Colonel B. Maureen Wellwood, the first woman in the Canadian Infantry to attain the rank of colonel, said women’s strength plays a key role in situations where peacekeepers should build trust with suffering residents, referring to her missions in several countries including Afghanistan and Congo. She was one of the speakers for the Korea Peacekeeping Forum for Women's Empowerment held on Sept. 4 in Seoul to celebrate the successful conclusion of the Women's Military Peace Operations Course. In the WMPOC, a training program designed to increase women’s full, equal and meaningful participation in UN Peace Operations, 20 female soldiers from 12 countries participated.

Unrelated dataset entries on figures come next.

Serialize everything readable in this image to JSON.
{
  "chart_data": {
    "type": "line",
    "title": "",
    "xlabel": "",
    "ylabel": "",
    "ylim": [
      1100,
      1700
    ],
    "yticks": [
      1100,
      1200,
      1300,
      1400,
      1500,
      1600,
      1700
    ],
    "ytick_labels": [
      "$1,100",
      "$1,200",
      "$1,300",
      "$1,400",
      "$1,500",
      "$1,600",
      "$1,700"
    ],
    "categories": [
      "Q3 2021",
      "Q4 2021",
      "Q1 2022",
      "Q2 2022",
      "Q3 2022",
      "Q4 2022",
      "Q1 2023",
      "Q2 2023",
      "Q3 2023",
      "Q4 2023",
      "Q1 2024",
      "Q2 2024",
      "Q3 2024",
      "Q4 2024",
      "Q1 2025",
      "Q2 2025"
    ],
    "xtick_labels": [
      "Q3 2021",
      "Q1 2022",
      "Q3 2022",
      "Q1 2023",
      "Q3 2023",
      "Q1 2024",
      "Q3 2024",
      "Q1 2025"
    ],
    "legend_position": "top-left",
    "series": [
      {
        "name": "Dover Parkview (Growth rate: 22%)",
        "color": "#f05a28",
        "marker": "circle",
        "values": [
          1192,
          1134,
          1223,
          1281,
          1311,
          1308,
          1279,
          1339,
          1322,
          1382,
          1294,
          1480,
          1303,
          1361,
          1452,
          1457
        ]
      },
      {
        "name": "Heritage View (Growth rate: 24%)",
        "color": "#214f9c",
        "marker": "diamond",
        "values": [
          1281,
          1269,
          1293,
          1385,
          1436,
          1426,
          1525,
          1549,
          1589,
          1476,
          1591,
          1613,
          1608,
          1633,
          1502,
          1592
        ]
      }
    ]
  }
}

"Within the process of conflict resolution, often we'll find that women can bridge across factions more easily than men can. When we walk into a room or a situation we automatically have commonalities and understand other women in the room in a way that the men are not going to understand them,” Wellwood told The Korea Herald in a roundtable interview.
Including Wellwood, officers from different backgrounds expressed earnest support for the UN’s “Women, Peace, and Security” agenda. Under the WPS, the UN is working to increase the proportion of female soldiers within the UN peacekeeping force to 15 percent. Statistics show that the proportion of female soldiers participating in UN peacekeeping operations was only 1 percent in 1997 and rose only slightly in past decades, reaching 4.8 percent in 2020.
Recalling her mission in Congo, Wellwood said women were actively involved in the resolution process to protect local female residents. “The local population was being attacked while they were going from village to fields to harvest crops. As many of the men had left the village to fight and protect their communities, the local factions saw this as a vulnerability and exploited that opportunity to attack the women. Peacekeepers in Congo increased patrols and actively dissuaded the belligerent factions after grasping the situation,” the colonel explained.
She emphasized that the incident was meaningful as it was the first initiative raised to protect women. It was also one where a problem was resolved through a chain of women – from women in the community to civil society, female NGO agents and to the peacekeeping team that was made up with a good proportion of women.